April 3, 20233 yr 1 hour ago, iiznh said: Some BMS use a estimate rather than a shunt with a coulomb counter. Some BMSs are simply poorly calibrated and there is no way to fix it under-reading current. Having an accurate coulomb counter in the BMS makes a world of difference since a LiFePO4 battery can not be measured with voltage without having a 40-50% error as the direction of the current makes a huge difference to the voltage. (Unless you do not place any loads on the battery while charging) My Daly actually works pretty well (200A Smart BMS). I also use home assistant to step down the charge current as the cells approach 100%. The balance function is a bit of a joke, I probably need to invest in a balancer at some point. In the past I was annoyed with the daly as it seems to reset itself to 100% but that turned out to be a poor contact on one of the busbars, once torqued properly the problem went away (discovered when I started logging cell voltages on a graph) I also discovered that the SOC was out by roughly 20% after 2 weeks where the weather did not permit a full charge, which means that shunt software samples too slow and drifts over time. Getting a good ROI out of the cells require a good bms, otherwise you will be guessing and using too little or too much of the battery yea the shunt is super accurate but the one thing they can't count is losses so the visit to top or bottom is what it is needed for it to find its bearings from time to time as long as the balance isn't out of whack not a big deal i am thinking of buying an active balancer and have leads on both so i can just plug it in from time to time to just do a top balance again thus only one device is needed
April 4, 20233 yr On 2022/07/15 at 8:56 PM, jumper said: Sure, I have it from the older version of the manual attached here, on page 16. The 15S and 16S have different over-voltage values, but they have the same low-voltage values.

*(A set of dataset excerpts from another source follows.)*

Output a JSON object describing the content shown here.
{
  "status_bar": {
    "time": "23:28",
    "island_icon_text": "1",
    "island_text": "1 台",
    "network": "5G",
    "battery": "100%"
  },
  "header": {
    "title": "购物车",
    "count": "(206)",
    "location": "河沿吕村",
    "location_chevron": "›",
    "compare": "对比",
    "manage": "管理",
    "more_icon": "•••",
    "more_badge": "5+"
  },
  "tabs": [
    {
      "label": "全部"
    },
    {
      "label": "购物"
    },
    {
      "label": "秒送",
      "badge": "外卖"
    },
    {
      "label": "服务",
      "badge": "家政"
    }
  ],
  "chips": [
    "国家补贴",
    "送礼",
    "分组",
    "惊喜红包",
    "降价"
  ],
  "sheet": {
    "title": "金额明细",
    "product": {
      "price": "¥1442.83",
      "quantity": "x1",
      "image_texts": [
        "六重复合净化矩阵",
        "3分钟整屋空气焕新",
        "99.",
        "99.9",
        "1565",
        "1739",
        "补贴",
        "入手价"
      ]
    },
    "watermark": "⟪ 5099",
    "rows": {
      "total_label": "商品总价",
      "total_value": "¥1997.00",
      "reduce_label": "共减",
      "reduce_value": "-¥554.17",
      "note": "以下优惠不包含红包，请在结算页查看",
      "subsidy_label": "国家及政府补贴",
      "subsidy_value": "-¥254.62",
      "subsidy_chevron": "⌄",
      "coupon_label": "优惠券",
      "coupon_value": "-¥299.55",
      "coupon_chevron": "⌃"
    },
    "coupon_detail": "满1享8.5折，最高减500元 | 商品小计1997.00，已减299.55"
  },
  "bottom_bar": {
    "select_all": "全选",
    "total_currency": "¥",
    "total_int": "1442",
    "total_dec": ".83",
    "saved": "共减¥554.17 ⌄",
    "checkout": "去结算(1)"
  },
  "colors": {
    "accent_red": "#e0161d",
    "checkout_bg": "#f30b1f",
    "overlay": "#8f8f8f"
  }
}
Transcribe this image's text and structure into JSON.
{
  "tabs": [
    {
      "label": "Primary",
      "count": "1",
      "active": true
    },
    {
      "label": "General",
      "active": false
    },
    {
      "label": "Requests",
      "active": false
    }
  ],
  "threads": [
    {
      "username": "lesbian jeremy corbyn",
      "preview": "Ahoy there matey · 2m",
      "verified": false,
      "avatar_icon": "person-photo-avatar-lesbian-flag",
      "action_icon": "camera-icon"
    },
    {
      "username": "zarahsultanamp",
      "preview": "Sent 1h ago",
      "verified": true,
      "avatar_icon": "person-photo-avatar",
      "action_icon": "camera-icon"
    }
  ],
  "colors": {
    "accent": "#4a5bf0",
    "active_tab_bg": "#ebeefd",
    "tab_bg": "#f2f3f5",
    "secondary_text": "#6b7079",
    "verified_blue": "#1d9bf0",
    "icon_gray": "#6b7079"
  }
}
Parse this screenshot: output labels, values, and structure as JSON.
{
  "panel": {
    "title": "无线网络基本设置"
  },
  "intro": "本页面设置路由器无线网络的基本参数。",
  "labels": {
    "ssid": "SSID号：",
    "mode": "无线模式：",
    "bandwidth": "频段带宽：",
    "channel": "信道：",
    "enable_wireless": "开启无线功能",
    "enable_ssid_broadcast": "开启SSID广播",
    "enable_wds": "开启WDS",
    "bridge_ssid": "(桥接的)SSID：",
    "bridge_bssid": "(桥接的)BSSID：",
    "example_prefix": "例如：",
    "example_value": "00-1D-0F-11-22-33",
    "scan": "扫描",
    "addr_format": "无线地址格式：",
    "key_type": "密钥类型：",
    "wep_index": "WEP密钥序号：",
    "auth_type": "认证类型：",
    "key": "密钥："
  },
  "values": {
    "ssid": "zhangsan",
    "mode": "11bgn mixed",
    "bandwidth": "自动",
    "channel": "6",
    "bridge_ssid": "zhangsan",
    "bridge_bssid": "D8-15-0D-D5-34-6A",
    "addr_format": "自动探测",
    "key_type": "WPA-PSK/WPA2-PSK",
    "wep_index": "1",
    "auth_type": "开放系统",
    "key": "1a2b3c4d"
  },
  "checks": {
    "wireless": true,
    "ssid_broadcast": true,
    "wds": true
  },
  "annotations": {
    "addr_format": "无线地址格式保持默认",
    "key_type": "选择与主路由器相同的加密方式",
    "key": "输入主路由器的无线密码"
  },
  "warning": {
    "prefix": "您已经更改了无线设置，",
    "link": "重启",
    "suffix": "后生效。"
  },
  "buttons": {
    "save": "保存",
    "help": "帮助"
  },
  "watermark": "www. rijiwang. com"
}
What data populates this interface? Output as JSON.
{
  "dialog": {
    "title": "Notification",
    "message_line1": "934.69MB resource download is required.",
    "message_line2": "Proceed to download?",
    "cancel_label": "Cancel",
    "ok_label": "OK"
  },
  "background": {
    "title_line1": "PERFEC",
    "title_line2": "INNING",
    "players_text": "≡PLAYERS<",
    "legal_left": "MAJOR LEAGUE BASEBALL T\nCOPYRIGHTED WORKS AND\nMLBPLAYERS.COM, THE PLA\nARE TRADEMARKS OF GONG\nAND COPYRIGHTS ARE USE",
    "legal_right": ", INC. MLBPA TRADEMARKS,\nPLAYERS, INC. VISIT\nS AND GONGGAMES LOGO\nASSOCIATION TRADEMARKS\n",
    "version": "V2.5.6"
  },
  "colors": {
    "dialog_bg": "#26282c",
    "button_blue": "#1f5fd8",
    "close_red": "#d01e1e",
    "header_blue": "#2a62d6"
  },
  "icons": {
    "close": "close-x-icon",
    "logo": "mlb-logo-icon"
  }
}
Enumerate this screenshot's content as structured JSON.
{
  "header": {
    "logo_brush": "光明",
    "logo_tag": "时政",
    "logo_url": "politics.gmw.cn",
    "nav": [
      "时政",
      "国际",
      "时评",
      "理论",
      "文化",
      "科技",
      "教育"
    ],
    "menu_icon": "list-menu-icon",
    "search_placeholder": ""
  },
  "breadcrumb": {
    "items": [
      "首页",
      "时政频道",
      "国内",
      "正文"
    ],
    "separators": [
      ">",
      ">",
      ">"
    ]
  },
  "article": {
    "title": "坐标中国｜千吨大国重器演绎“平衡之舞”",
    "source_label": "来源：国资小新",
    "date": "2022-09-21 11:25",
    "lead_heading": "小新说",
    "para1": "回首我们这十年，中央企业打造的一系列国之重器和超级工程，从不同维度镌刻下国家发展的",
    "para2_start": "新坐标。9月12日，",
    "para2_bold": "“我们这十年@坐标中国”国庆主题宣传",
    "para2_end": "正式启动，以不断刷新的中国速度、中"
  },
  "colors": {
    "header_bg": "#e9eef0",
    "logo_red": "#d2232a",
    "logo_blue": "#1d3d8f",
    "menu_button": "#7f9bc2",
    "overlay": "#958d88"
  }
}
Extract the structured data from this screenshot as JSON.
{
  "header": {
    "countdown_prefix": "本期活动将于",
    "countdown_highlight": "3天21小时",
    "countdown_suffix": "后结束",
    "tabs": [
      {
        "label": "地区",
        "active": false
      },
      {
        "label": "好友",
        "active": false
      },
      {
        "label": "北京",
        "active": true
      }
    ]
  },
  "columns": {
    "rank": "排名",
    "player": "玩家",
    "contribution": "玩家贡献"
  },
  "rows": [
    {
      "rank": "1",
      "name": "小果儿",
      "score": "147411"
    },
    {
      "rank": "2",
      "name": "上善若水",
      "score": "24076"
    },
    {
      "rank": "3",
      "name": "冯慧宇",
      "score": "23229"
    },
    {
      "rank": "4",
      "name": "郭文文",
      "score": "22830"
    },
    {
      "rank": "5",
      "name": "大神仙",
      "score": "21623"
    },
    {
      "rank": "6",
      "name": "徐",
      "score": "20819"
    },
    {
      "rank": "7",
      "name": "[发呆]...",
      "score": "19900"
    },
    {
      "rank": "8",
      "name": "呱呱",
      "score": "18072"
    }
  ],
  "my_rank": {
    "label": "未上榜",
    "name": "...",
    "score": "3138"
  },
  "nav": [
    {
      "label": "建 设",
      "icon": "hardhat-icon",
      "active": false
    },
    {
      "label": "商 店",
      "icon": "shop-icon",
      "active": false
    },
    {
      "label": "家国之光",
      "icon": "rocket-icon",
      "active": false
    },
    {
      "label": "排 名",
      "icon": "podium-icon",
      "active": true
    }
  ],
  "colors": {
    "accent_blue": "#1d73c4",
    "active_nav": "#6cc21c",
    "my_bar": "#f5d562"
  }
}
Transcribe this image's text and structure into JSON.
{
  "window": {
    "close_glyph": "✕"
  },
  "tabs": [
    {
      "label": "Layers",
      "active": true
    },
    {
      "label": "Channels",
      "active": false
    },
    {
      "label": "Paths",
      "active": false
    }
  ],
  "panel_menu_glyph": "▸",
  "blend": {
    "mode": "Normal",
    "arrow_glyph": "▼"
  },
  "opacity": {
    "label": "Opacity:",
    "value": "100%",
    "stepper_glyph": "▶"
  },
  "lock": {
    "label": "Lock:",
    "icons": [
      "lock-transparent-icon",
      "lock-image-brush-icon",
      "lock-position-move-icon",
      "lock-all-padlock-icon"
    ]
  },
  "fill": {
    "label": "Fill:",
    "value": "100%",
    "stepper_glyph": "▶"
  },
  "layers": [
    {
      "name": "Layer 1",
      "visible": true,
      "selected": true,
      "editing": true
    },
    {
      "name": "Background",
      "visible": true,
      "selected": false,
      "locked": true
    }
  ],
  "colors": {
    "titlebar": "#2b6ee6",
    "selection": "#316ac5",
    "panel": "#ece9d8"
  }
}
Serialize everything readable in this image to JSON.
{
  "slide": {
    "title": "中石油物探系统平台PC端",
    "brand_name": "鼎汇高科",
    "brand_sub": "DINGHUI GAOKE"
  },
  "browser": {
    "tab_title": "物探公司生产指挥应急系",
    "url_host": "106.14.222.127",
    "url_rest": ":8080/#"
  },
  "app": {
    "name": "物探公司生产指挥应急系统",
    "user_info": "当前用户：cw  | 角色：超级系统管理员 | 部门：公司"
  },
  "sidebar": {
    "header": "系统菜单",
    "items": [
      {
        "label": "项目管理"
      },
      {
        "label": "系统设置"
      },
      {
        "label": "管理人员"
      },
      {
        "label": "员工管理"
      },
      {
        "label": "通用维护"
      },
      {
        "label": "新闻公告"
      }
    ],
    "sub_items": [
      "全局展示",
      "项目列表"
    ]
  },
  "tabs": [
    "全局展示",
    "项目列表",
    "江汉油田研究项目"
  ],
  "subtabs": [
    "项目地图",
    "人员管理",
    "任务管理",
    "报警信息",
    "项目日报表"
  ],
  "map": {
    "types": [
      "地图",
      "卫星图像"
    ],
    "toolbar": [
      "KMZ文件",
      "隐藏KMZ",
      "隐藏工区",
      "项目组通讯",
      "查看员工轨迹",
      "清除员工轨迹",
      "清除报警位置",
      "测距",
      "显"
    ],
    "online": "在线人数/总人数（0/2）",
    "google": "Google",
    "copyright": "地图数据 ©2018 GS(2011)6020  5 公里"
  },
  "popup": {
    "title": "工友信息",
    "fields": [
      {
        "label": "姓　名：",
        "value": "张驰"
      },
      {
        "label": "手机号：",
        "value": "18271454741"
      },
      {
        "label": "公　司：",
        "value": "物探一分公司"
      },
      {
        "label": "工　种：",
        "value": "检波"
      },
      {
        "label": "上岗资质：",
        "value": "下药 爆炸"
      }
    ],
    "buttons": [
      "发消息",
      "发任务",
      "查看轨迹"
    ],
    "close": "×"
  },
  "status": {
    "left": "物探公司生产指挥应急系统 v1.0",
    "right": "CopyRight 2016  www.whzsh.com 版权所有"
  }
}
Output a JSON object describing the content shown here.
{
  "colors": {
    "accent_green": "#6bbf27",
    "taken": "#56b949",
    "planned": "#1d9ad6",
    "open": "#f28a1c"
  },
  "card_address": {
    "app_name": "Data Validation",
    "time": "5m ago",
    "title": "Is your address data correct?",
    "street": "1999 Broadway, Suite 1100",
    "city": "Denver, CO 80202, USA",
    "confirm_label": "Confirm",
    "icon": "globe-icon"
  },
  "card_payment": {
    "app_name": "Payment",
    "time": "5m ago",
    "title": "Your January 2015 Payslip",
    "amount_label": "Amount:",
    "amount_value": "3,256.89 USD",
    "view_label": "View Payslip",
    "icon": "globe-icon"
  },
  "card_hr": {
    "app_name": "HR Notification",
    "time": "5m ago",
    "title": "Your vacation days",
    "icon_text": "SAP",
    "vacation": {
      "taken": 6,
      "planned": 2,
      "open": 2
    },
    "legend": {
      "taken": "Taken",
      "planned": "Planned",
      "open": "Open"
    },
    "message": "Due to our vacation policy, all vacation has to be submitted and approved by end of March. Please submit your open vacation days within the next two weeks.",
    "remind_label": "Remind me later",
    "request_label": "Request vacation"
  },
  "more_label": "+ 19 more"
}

The strange thing is, in the charging table above that they give charging voltages where the typical value (57.6V) will already set off the bms over-voltage alarm (57V). I've also attached a second document which seems to be the latest battery spec sheet with bulk and float values for the new model with vertical battery connections and CAN port (no RS232). It gives a bulk charge of 57.6V, but I reduced mine as I don't want overshoots to set of any bms alarms until I get comms working and can see what the real settings are. shoto_sda10_48100_manual.pdf 904.6 kB · 3 downloads SHO-SDA10-48100-CAN.pdf 1.5 MB · 3 downloads if the alarm warning goes off on higher voltages , then you have an imbalance problem, ie as the alarm will flash with individual cell low voltage can't recall i think it is on 2.8v per cell , will try and check next time i cycle that deep
April 5, 20233 yr 20 hours ago, Leondavibe said: if the alarm warning goes off on higher voltages , then you have an imbalance problem, ie as the alarm will flash with individual cell low voltage can't recall i think it is on 2.8v per cell , will try and check next time i cycle that deep We actually discovered, thanks to @jgdt, that the bulk charge voltage broadcast by the BMS is the actual pack overvoltage value which causes the battery to go into protection at the top of charge before it gets a chance to balance. This obviously only happens with comms working and changing that parameter changes the charge voltage broadcast. I reckon this could cause cell imbalances over time as the balancing will never activate and the battery never reaches 100%.